La regularidad de tal sistema, basado en el respeto sustancial de la prosodia latina, hace que algunas de sus reglas fundamentales se extiendan tanto a palabras latinas como a macarrónicas. Así6,

a) el alargamiento por posición de una vocal seguida de dos consonantes (gaiārdum; adōssum; grāttāns).
b) la positio debilis, incluso delante de gn y z (Baldus V V 147: Tǒgnazzus; ib. V 147: Tōgnazzus; Mosch. V III 11: mēzeni; ib. XX 468: mĕzenos).
c) la cantidad larga de los diptongos (maccaronǣam).
d) la regla (aunque con ciertas excepciones7) de vocalis ante vocalem corripitur (păesis; pǐantum).

La regularidad se extiende también a la prosodia de las desinencias de las palabras latinas y macarrónicas, que siguen las normas de la lengua latina no sólo en la forma, sino también en la prosodia. Con todo, existen algunas desinencias prosódicamente anormales, aunque muy limitadas y explicitadas en parte por el propio autor en su Normula par. 5.

En las macarroneas folenguianas formas adverbiales y preposicionales como aliquantŏ, il(l)icŏ, intrŏ, certĕ, furibundĕ, valdĕ, contrǎ, intră, iuxtǎ, etc. concurren con las normativas con vocal final larga.

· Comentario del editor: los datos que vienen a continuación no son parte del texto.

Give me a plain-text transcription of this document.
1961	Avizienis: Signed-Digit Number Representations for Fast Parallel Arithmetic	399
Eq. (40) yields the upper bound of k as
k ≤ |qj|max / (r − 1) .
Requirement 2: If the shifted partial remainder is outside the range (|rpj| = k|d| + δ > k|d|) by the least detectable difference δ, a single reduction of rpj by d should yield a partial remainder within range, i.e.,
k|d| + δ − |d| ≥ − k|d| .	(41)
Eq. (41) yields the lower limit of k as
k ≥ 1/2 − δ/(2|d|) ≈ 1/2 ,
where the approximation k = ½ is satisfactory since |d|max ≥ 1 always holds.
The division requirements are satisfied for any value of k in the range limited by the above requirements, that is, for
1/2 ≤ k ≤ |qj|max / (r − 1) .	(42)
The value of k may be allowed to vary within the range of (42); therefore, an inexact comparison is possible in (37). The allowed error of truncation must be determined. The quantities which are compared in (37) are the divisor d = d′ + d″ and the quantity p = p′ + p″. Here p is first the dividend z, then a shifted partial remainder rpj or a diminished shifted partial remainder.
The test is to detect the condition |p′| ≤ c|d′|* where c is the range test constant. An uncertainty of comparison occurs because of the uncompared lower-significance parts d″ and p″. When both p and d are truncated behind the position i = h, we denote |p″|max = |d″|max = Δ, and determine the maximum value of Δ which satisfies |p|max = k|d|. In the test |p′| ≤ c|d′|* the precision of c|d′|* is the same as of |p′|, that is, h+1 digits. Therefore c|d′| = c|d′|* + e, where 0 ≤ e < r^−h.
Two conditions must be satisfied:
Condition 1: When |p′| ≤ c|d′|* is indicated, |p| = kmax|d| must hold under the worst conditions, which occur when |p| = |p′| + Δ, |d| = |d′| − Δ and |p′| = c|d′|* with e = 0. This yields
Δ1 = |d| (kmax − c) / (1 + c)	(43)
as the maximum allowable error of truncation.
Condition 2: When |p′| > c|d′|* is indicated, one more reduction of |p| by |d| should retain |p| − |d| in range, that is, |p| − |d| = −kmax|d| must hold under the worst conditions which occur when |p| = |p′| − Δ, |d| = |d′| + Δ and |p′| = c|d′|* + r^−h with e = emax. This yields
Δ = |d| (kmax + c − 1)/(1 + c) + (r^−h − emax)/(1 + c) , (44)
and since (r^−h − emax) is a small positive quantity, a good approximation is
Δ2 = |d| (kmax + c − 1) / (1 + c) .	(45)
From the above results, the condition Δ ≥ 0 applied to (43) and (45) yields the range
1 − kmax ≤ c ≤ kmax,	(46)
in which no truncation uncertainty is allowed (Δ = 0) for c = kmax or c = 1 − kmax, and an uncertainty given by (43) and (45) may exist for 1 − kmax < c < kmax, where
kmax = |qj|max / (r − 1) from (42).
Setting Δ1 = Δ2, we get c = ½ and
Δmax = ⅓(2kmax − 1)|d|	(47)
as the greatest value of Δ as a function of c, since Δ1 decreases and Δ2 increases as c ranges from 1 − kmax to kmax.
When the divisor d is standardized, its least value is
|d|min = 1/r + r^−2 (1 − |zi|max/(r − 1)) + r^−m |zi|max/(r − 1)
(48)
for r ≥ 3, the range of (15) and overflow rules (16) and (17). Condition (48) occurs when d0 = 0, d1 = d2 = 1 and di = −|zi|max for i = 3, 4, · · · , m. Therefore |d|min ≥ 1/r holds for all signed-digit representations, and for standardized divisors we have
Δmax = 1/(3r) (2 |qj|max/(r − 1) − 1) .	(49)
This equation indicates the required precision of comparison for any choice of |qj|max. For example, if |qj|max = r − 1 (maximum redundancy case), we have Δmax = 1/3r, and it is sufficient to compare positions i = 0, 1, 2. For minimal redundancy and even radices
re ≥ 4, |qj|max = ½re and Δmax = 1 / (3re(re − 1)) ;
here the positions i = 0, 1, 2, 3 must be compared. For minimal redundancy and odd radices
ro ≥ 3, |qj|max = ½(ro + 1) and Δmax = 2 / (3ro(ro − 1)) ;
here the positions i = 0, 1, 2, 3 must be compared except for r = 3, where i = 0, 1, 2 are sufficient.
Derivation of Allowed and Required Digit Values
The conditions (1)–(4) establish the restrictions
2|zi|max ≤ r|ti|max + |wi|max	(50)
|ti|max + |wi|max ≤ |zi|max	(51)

También se ven afectadas las palabras macarrónicas (bravosĕ, lontanĕ, menchionicĕ, pochissimĕ, acasă, damatină, ognhoră, sotosoră, etc.) por esta regla, que se ve extendida no sólo a palabras indeclinables, sino también a la segunda persona sing. del imperativo presente de la primera (sólo con verbos tomados del vulgar como aspettă) y segunda conjugación (aunque dudoso y limitado a dos casos: praebĕ y torquĕ), al ablativo sing. del gerundio (reparandŏ) y a macarronismos de calco como in frottă y per forză. Existen ejemplos de estas anomalías prosódicas en el latín tardoantiguo y medieval, pero en Folengo son descritas claramente como licencias macarrónicas (Normula par. 5: ...macaronice sunt ad placitum)8.





Imagen: la normula macaronica de sillabis en la red. T.


1 Sobre todo en su ya citado libro Il latino maccheronico, pp. 174-199.
2 Cf. U. E. PAOLI, o.c., p. 88.
3 Este juego de ficción ilustrado será convenientemente ilustrado cuando describamos con más detalle la obra macarrónica de Folengo.
4 Cf. Ed. Zaggia, p. 643
5 Cf. Ed. Zaggia, pp. 642-643
6 Cf. U. E. PAOLI, o.c., p. 175
7 Cf la entrada futura sobre "la prosodia de las palabras macarrónicas".
8 Cf. U. E. PAOLI, o.c., p. 179 y ed. Zaggia, pp. 645-649. Debe tenerse en cuenta que Paoli circunscribe sus observaciones a la red. V y Zaggia, por lo general, a las macarroneas menores de las cuatro redd., haciendo alusiones ocasionales al Baldus.